For those of us in construction, this means we’re operating under sustained fiscal pressure, with compliance costs rising and a sharper focus on value for money in every investment decision—public or private.

Of course, there are two sides to the story. On one hand, the government’s commitment to infrastructure and housing—backed by planning reforms and targeted support for affordable homes—creates real opportunities for regeneration, especially in our urban centres.

But let’s be realistic. The Office for Budget Responsibility points out that the expected boost to housebuilding from national planning reforms hasn’t materialised yet. Amendments to the Planning and Infrastructure Bill and a shortage of viable sites in some areas are real risks to delivery. The success of the Autumn Budget will depend on how well we tackle these barriers.

The Autumn Budget gives us a framework for stability and targeted investment, but it also signals a period of adjustment for the construction and property market.

Developers and investors will need to navigate tighter margins, changing regulations, and shifting demand. Success will come down to the ability to adapt, seize regeneration opportunities, and deliver high-quality, sustainable projects across our city regions, not just in city centres.

Healthcare infrastructure: A new model for neighbourhood health centres from Paul Deverill

The announcement of 100 new Neighbourhood Health Centres to be opened by 2030, as part of wider delivery of 250 new health ‘one stop shops’, is fantastic news, and will make a big difference to making care more convenient and accessible to those who need it most.

The announcement that private investment can be used is especially welcome. So too is the promise of a “dynamic new approach” between the public and private sector alongside public investment for a mixture of newbuild and refurbished/repurposed facilities. There are clear echoes of the NHS LIFT initiative from 2004 – which delivered over 350 health centres and also had a focus on urban and deprived areas.

While the full details of the new model are still outstanding, an important detail is that these projects will be budgeted for as if they are on balance sheet. This will allow a much more transparent assessment of the value for money of the PPP delivery route, and also allow risk to be transferred to the party best placed to manage it.

Whilst the potential of new PPP schemes will no doubt grab a lot of the headlines, the clear statement of an increase in investment in infrastructure to help change the way care is delivered is really good news.

What is needed now is confirmation of the level of funding/CDEL (Capital Departmental Expenditure Limit) that will be provided to support these developments.

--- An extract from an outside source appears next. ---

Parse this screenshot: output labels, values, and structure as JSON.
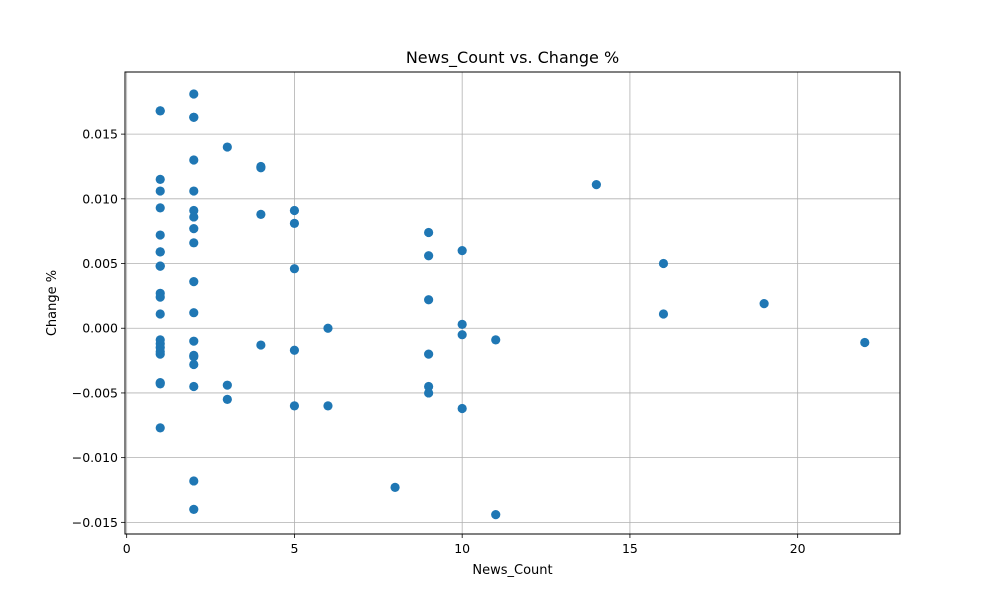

What seems likely is that the focus may be on refurbishment or reconfiguration of existing facilities, to allow for quick wins and achieve the pace of delivery needed for long-term success.

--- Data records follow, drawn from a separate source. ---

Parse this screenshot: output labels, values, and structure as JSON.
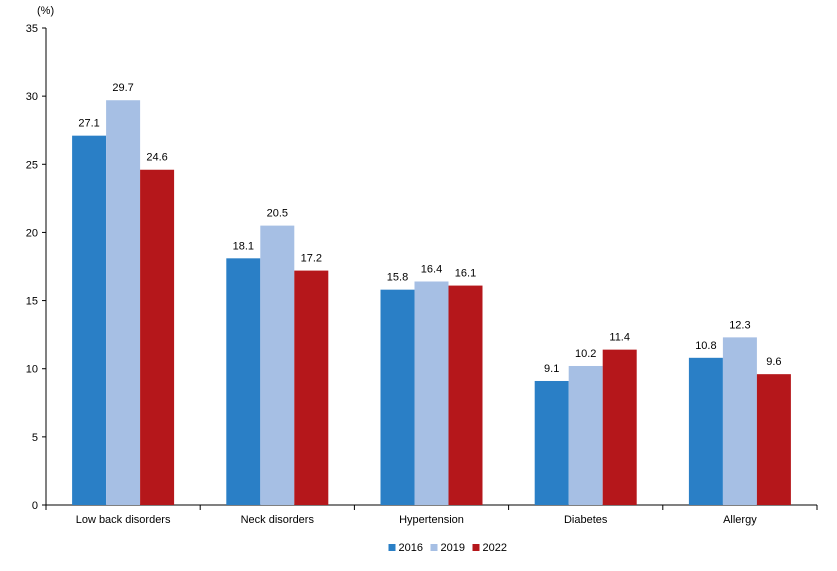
{
  "chart_data": {
    "type": "bar",
    "unit_label": "(%)",
    "categories": [
      "Low back disorders",
      "Neck disorders",
      "Hypertension",
      "Diabetes",
      "Allergy"
    ],
    "series": [
      {
        "name": "2016",
        "color": "#2a7fc6",
        "values": [
          27.1,
          18.1,
          15.8,
          9.1,
          10.8
        ]
      },
      {
        "name": "2019",
        "color": "#a6bfe4",
        "values": [
          29.7,
          20.5,
          16.4,
          10.2,
          12.3
        ]
      },
      {
        "name": "2022",
        "color": "#b5171b",
        "values": [
          24.6,
          17.2,
          16.1,
          11.4,
          9.6
        ]
      }
    ],
    "ylim": [
      0,
      35
    ],
    "yticks": [
      0,
      5,
      10,
      15,
      20,
      25,
      30,
      35
    ],
    "grid": false,
    "legend": "bottom-center",
    "data_labels": [
      "27.1",
      "29.7",
      "24.6",
      "18.1",
      "20.5",
      "17.2",
      "15.8",
      "16.4",
      "16.1",
      "9.1",
      "10.2",
      "11.4",
      "10.8",
      "12.3",
      "9.6"
    ]
  }
}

Place based business cases, which may be introduced as part of updates to the Green Book expected early next year are long overdue. They will help us to more easily assess how interlinked initiatives relating to healthcare, housing and transport can deliver greater value for particular places. Early adopters of this approach – in Liverpool, Plymouth, Port Talbot and Birmingham – are identified in the budget but can be more widely used to support investment in the areas of the UK that need it most.